Michael Bublé: I was told my music wouldn't sell
- Bang Showbiz
- 31 October 2016
Michael Bublé was told by producer David Foster that his music would never sell and he'd never be a signed artist
Michael Bublé was told his music would "never" sell.
The 41-year-old singer has sold over 55 million albums worldwide since his debut album was released in 2001, but it hasn't always been easy as he was previously shunned by producer David Foster and told he would "never be signed" to the Warner Bros. record label.
Speaking on UK radio station BBC Radio 4, the 'Haven't Met You Yet' singer said: "[David Foster said] 'You will never be signed to my label, I will never produce you.

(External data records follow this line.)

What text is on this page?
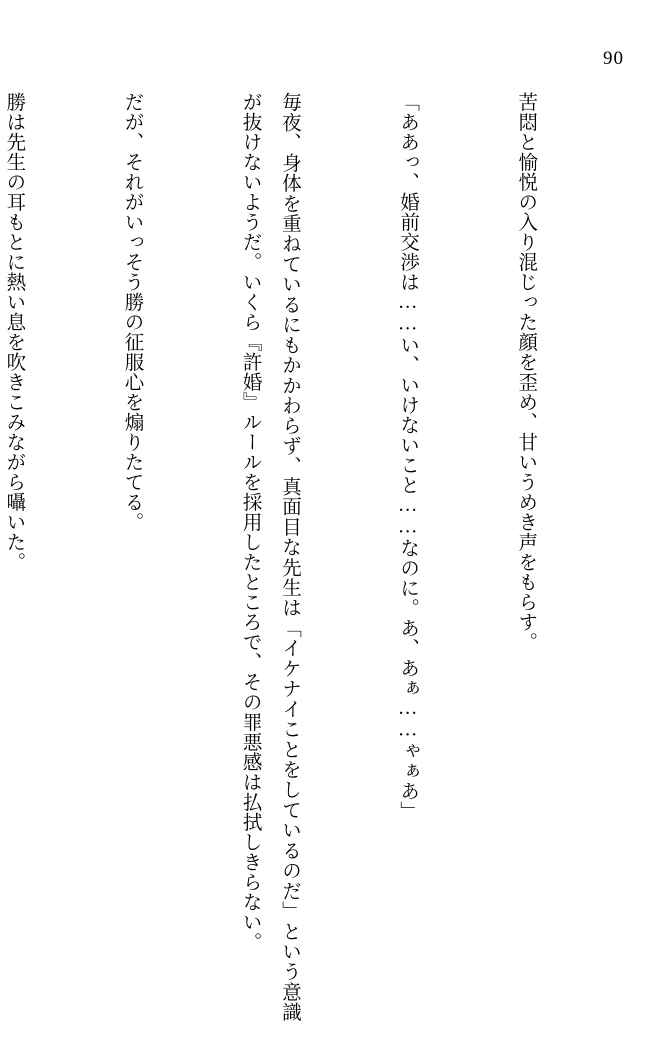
90

苦悶と愉悦の入り混じった顔を歪め、甘いうめき声をもらす。

「ああっ、婚前交渉は……い、いけないこと……なのに。あ、あぁ……ゃぁあ」

毎夜、身体を重ねているにもかかわらず、真面目な先生は「イケナイことをしているのだ」という意識が抜けないようだ。いくら『許婚』ルールを採用したところで、その罪悪感は払拭しきらない。

だが、それがいっそう勝の征服心を煽りたてる。

勝は先生の耳もとに熱い息を吹きこみながら囁いた。
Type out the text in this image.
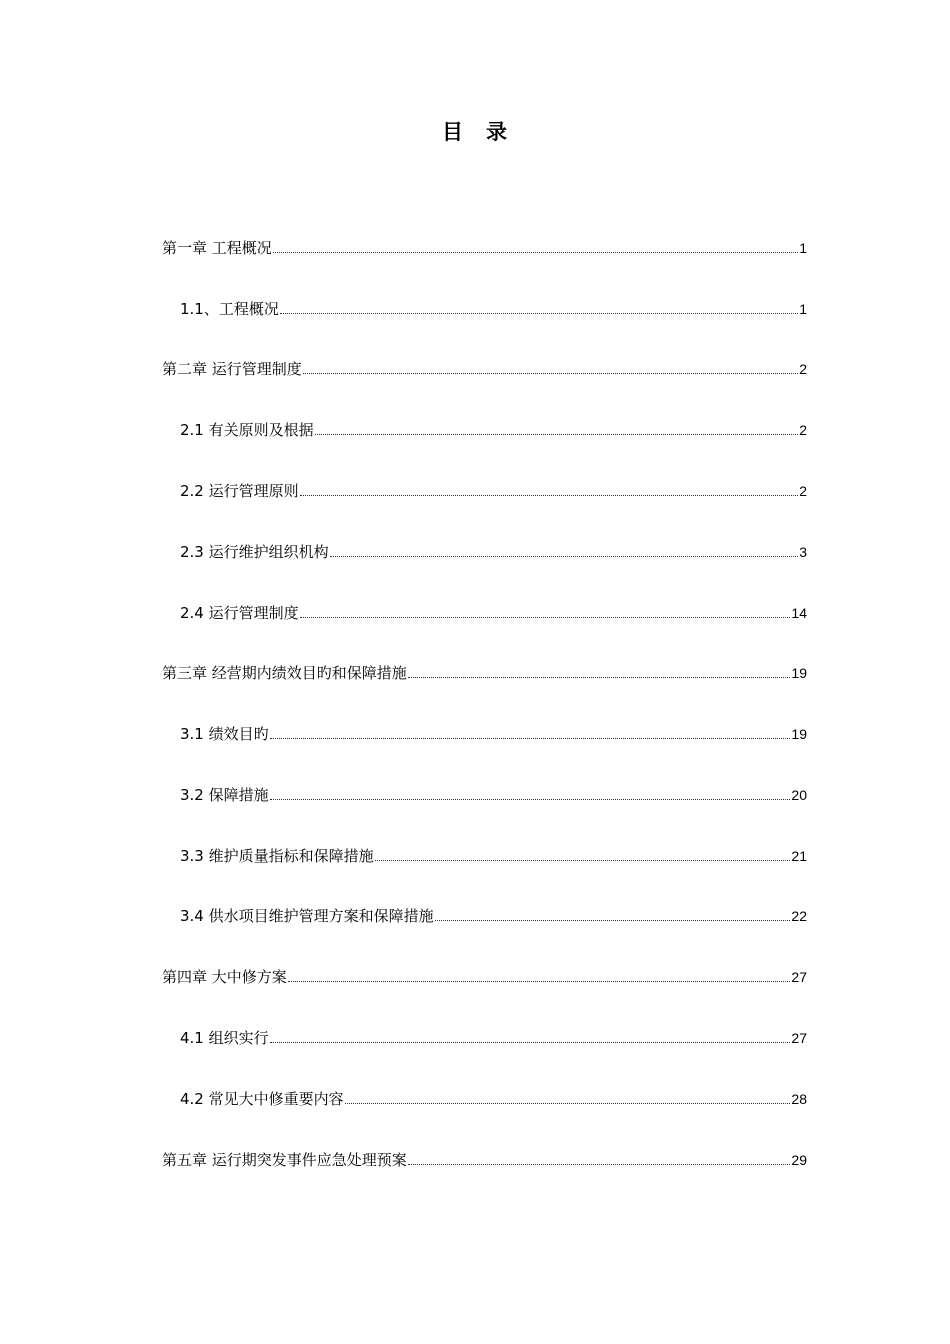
目　录
第一章 工程概况	1
1.1、工程概况	1
第二章 运行管理制度	2
2.1 有关原则及根据	2
2.2 运行管理原则	2
2.3 运行维护组织机构	3
2.4 运行管理制度	14
第三章 经营期内绩效目旳和保障措施	19
3.1 绩效目旳	19
3.2 保障措施	20
3.3 维护质量指标和保障措施	21
3.4 供水项目维护管理方案和保障措施	22
第四章 大中修方案	27
4.1 组织实行	27
4.2 常见大中修重要内容	28
第五章 运行期突发事件应急处理预案	29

You are talented but I see no record sales for this genre of music.'
"To dismiss me, [Foster] said, 'For $100,000 a track, I will produce on spec a record for you, and because I'm an executive of Warner Bros they'll get first right of refusal.'
"And then he pushed me out the door thinking he would never see me again."
But the encounter with the producer - who has worked with the likes of Whitney Houston and Celine Dion - only made the 'Feeling Good' musician more determined to raise the money and prove him wrong.
He added: "What he didn't know was that I would go back to Vancouver and go bank to bank with a manager I had at the time and find an investor.
"I flew back to Los Angeles and went to David's house, and he said 'What do you want?' And I said 'Mr Foster I have the money.'
"He couldn't believe I had come back. But he said, 'All right', and we started making the record."
The challenges didn't stop there, as the 'It's a Beautiful Day' singer then had to convince Warner Bros. to sign him.
He said: "I walked into the Warner Bros records' home in Burbank, and I don't think I'd ever been as terrified.
"This executive named Tom Whalley came in the room and he said 'Why should we sign you? We have [Frank] Sinatra.'
"And I said 'With all due respect, Sinatra's dead, don't bury the music with him.' I said 'I'll work hard and help fill the void and we will keep this music alive together'.
"Three days later, I was on the treadmill and my grandfather was with me, and the doors flung open and my grandfather said 'Sunshine, you're with Warner Bros'."